さてここで私の問題なのだけど、はたしてこの仏智は私が主張するように空ではなく縁起のことを指しているのだろうか。この問題の解決のための方法論としてここでは消去法を使いたい。仏智と言えば空と縁起であるが、この場合の仏智は空のことではない。何故なら、生への渇望を断ち切った立場が空であり、空を説明するための方法論が縁起であるからだ。アーラヤ識は生への渇望に直結しているので、アーラヤ識の転回だけで空の立場に飛び移ることはできない。なのでアーラヤ識の転回によって開かれるのは縁起の世界である。

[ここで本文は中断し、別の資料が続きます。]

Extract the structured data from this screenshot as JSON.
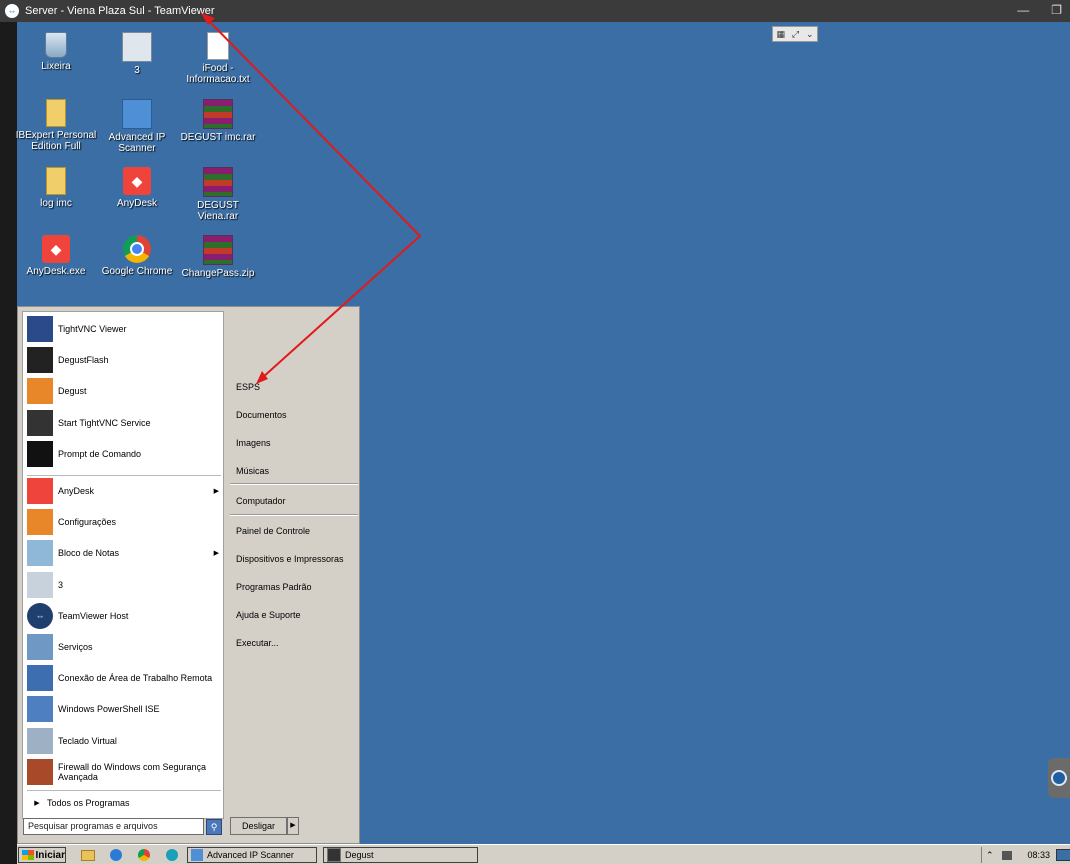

縁起は世界から価値を消去し意味づけを相対化する。それは世界を一人称の視点だけから捉えるだけではなく、二人称や三人称の立場からも捉えるということである。無着は盲目的な、固定化した/煩悩としてのアーラヤ識を関係性という概念に昇華したのだ。これを唯識の用語で転依と呼ぶらしい。私が使っている『仏教・インド思想辞典』から「転依」の項目を引用しよう。

「唯識説の基本的考えによれば、精神的転換の場としての基層とは、心の底流にあって、その柔軟性を妨げるべく粗悪源としてはたらいているアーラヤ識を指すが、これを基層とする日常的な識が質的に変貌して仏の智の状態にいたることが転依にほかならない」

私の解釈ではここで粗悪な心とは煩悩のことであり、煩悩とは生への渇望を満たすために強制される制約のこと、つまり生存への効率化のための常識、思い込み、外界を人が都合よく解釈するための意味づけのことにほかならない。それに対して柔軟性(道元の言う柔軟心)とはそれに捉われない自由のことであり、私は仏教の目的は究極的なこの自由を求めることにあると思っている。そしてそれが空ということだ。


でもここで一つの問題が生まれる。縁起がそのようなものだとして、では一人称と二人称三人称との間の共通認識はどのようにして成立するのか、という問題だ。その問題の解決の糸口として私はソシュール以降の言語学が有効だろうと思っているけど、それはまだ難しいのでまた別の機会に考察しよう。


さてそして、これによって仏教の二つの柱の一つである縁起という概念が空という概念と相互補完的に明確化された、と私は思うのだけどどうだろうか。


蛇足だけど、真に語り得ないのは無だけであり、ほんの少しでも手掛かりがあればそれは語り得るもののはずだ。なので空は言語化できる。だから私は(ゲルク派からは反論されると思うけど)帰謬論証派ではなく自立論証派の立場を採る。月称(チャンドラキールティ)


の中観哲学理解は空を求める目的論としては優れていると思うけど、それの取り掛かりを探すことが難しい。無着の唯識思想はその為の方法論として優れていると思うけど、その究め方は縁起に偏っている気がする。そこで今私が注目しているのが清弁(バーヴァヴィヴェーカ)の自立論証派だ。それはチャンドラキールティのあまりにも究道的な中観思想と、中道としての縁起を究明した無着の唯識思想との橋渡しになるんじゃないかと思う。

月称と世親以降の中観と唯識の長い論争の歴史はこの問題、つまり縁起と空の関係性を輪廻に視点を当てて巡っていたのだと私は解釈している。先行きは長いけどやらなくてはいけない課題だ。